In South Africa we are very aware of investment opportunities outside our borders as we are a small economy on a continent that remains classified as “emerging”. In the bad old days regulations kept us from diversifying our wealth overseas and we had to do the best we could locally, but that has changed. Today an investor may take R1 million offshore without much fuss every year and up to R10 million with SARS and Reserve Bank approval. So, where should you invest your money?

There are always two factors to consider before you invest: one is the objective valuation of the investment you want to make, i.e. how cheap or expensive is it relative to its potential; and the other is the investor sentiment regarding that investment, a very subjective and emotional  decision.

If we look at investment in South Africa, those two factors driving your decision are poles apart. On the one hand, investment in South Africa is very cheap, offering good value for money (see graph). On the other hand, if you look at the fundamentals of the country and the political talent (or lack thereof), you have to understand the negative sentiment towards investing here.

If you look at the USA, the economy has been very strong (see graph) and the share market is at all-time highs. This makes the USA investment environment very expensive so that it arguably offers little value, but the investor sentiment is very positive because there are talented people managing strategic sectors of the economy and you can be confident that the government will not take away your rights to ownership. The US is also on the cutting edge of innovation and the incubator for companies that will rule the world we live in over the next 50+ years.

China is also an emerging market but unlike South Africa, their economy is huge. Unfortunately, China is a one-party state and the government can make or break any company without going through an independent legislative process. This has caused the equity markets in China to fall to relatively cheap levels, therefore offering good value, but the uncertainty regarding the political will has dampened investor confidence.

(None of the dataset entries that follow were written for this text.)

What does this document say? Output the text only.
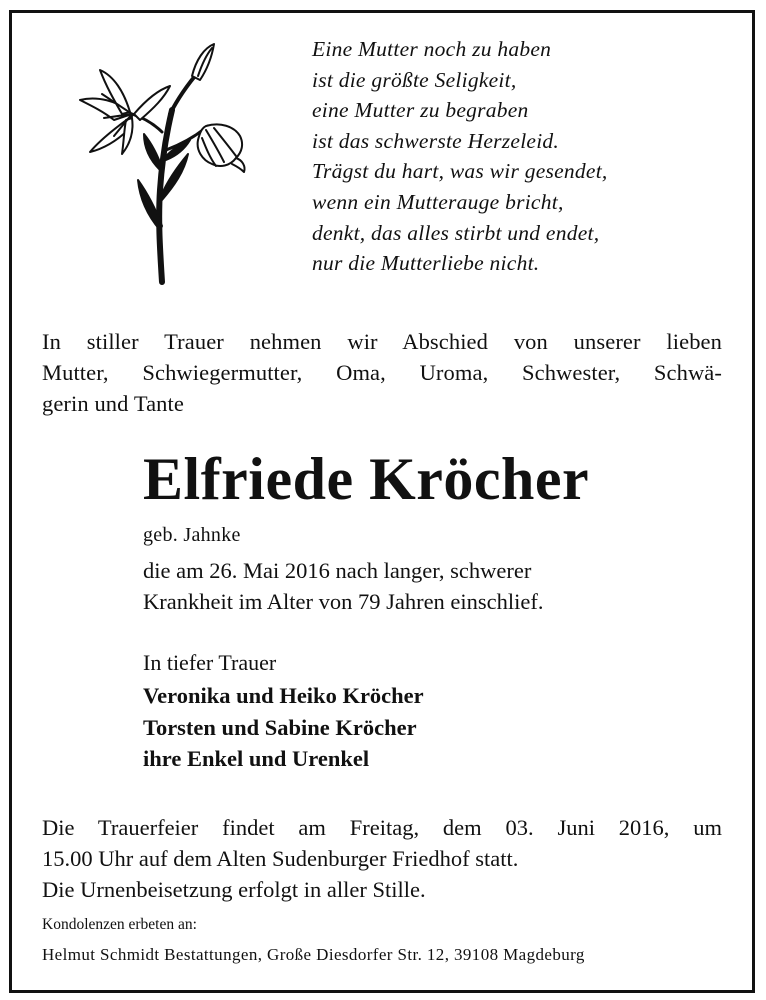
Eine Mutter noch zu haben
ist die größte Seligkeit,
eine Mutter zu begraben
ist das schwerste Herzeleid.
Trägst du hart, was wir gesendet,
wenn ein Mutterauge bricht,
denkt, das alles stirbt und endet,
nur die Mutterliebe nicht.
In stiller Trauer nehmen wir Abschied von unserer lieben
Mutter, Schwiegermutter, Oma, Uroma, Schwester, Schwä-
gerin und Tante
Elfriede Kröcher
geb. Jahnke
die am 26. Mai 2016 nach langer, schwerer
Krankheit im Alter von 79 Jahren einschlief.
In tiefer Trauer
Veronika und Heiko Kröcher
Torsten und Sabine Kröcher
ihre Enkel und Urenkel
Die Trauerfeier findet am Freitag, dem 03. Juni 2016, um
15.00 Uhr auf dem Alten Sudenburger Friedhof statt.
Die Urnenbeisetzung erfolgt in aller Stille.
Kondolenzen erbeten an:
Helmut Schmidt Bestattungen, Große Diesdorfer Str. 12, 39108 Magdeburg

Also unlike South Africa, China is very innovative when it comes to technology and without the political sword hanging over their heads, Chinese companies would have been a fantastic place to invest in, given current valuations.

It is important for us to remember that change is an absolute certainty. Just like a new day dawning every 24 hours, or the full moon rising every 30 days, so will the investment cycle produce new opportunities every now and then. Over the longer term the behaviour of the broader asset classes like equities, bonds, property and cash can be seen as quite predictable, but the movements within these asset classes necessitates the continuous updating of a portfolio. These changes make it crucial for any investor to use a financial planner to marry their personal circumstances to their asset allocation over time.

So, to answer the question as to where to invest your money: the answer will differ from one investor to another and will also change for each investor over time.